Вспомним, к примеру, Шерлока Холмса. Детектив при первой же встрече назвал профессию Ватсона — врача, недавно вернувшегося из Афганистана, — не только потому, что был крайне наблюдателен. Холмс любил удивлять людей! Другими словами, он просто не мог не демонстрировать свое превосходство.

Кацураги все же несколько отличался от Холмса. Он тоже с первого взгляда определил бы род занятий Ватсона, но не стал бы говорить об этом. Он удовлетворен уже тем фактом, что совершил открытие. Однако если б Ватсон утверждал, что не ездил в путешествие, а находился дома, то у Кацураги возникли бы к нему вопросы. Почему этот человек скрыл, что ездил в Афганистан? Неужели он намеренно соврал, что оставался дома? В подобных случаях мой друг считал своим долгом указать на обман и докопаться до правды. Расследования были для него способом добиться справедливости и изобличить ненавистную ему ложь. Меня всегда восхищала его искренняя страсть к правде и непоколебимая вера в нее. Трудно было поверить, что мы были одного возраста.

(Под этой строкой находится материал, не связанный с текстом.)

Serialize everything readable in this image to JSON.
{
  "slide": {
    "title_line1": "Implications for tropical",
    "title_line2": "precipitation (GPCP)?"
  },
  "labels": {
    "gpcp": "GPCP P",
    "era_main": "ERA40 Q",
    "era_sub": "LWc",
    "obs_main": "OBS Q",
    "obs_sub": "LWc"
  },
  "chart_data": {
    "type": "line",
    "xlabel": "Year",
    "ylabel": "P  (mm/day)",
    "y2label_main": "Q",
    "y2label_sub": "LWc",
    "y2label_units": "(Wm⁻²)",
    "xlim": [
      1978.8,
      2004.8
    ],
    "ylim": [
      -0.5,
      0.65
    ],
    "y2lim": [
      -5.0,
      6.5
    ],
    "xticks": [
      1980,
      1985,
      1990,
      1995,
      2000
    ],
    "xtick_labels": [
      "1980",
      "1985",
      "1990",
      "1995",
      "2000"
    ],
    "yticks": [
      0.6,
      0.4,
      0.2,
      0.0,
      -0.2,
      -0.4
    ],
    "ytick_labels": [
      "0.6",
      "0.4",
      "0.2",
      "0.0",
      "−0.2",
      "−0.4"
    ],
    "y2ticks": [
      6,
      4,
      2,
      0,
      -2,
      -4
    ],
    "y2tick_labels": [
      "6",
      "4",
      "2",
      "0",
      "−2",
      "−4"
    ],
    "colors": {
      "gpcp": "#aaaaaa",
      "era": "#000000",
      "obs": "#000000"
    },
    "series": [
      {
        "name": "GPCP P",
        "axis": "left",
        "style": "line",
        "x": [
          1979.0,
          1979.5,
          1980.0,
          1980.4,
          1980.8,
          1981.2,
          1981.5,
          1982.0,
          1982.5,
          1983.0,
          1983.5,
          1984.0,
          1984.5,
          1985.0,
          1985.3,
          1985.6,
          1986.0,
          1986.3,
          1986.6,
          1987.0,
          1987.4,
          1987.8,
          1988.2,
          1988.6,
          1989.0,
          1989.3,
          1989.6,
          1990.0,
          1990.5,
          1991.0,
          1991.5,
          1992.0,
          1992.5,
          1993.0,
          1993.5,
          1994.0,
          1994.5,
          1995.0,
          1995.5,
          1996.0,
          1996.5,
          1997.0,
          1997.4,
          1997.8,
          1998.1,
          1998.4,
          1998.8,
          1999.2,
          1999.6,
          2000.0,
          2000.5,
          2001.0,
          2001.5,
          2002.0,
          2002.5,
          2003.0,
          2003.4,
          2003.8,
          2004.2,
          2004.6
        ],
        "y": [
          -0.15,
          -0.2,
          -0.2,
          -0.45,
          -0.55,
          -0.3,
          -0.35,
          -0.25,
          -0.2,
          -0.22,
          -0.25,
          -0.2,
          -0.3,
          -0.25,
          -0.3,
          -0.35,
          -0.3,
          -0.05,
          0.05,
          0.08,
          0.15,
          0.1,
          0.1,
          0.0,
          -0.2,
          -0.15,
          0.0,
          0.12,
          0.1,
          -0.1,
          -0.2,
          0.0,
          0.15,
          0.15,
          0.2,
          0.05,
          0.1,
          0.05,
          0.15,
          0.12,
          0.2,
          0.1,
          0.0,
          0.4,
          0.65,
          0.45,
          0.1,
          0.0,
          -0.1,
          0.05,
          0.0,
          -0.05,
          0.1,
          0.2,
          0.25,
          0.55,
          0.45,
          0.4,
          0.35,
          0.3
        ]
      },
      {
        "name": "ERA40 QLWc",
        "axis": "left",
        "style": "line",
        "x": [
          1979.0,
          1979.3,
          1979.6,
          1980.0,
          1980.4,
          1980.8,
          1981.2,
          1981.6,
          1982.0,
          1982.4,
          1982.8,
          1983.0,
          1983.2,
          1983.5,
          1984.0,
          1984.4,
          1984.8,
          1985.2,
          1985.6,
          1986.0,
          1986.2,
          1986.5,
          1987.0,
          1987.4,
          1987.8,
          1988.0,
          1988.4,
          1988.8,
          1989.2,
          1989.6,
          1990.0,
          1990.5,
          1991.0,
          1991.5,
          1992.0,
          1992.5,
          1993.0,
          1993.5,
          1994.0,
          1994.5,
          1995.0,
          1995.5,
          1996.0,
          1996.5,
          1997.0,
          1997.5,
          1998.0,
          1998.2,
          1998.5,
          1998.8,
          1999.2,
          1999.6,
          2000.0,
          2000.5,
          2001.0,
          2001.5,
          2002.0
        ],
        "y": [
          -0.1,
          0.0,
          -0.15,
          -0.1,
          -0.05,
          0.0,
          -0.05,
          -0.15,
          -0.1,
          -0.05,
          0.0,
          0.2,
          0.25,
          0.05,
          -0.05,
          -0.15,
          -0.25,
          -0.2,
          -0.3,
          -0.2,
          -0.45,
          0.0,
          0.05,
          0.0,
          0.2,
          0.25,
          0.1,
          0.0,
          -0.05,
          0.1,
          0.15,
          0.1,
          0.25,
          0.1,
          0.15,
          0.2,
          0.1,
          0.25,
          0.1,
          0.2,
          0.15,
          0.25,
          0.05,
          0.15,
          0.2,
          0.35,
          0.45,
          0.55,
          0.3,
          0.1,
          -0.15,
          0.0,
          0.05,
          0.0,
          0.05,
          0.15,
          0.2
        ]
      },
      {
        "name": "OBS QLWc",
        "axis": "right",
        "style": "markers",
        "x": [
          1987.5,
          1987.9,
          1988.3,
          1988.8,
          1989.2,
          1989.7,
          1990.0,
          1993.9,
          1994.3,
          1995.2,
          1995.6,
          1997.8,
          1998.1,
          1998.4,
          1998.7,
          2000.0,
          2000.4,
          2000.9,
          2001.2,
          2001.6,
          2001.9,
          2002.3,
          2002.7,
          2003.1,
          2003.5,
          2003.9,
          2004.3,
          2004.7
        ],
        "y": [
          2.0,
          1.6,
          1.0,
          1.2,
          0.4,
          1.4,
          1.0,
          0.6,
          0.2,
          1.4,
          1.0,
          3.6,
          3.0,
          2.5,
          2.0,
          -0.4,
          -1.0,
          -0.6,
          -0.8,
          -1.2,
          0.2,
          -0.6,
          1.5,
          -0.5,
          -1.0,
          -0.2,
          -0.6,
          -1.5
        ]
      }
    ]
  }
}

Так я стал помощником настоящего «великого детектива». Впрочем, подобное поведение моего друга было не всегда допустимо.

— Кацураги, — резко оборвал его я. — Это нормально — погружаться в умозаключения, но сейчас не время. Согласись, сейчас важнее всего спасти наши жизни, верно?

Звучало это очень сурово. Но я правда хотел, чтобы мы оба остались в живых.

— Это… так, — смущенно ответил Кацураги.

В любой другой ситуации я полностью поддержал бы друга, с интересом наблюдая за каждым его словом и действием, но сейчас не мог позволить себе расслабиться.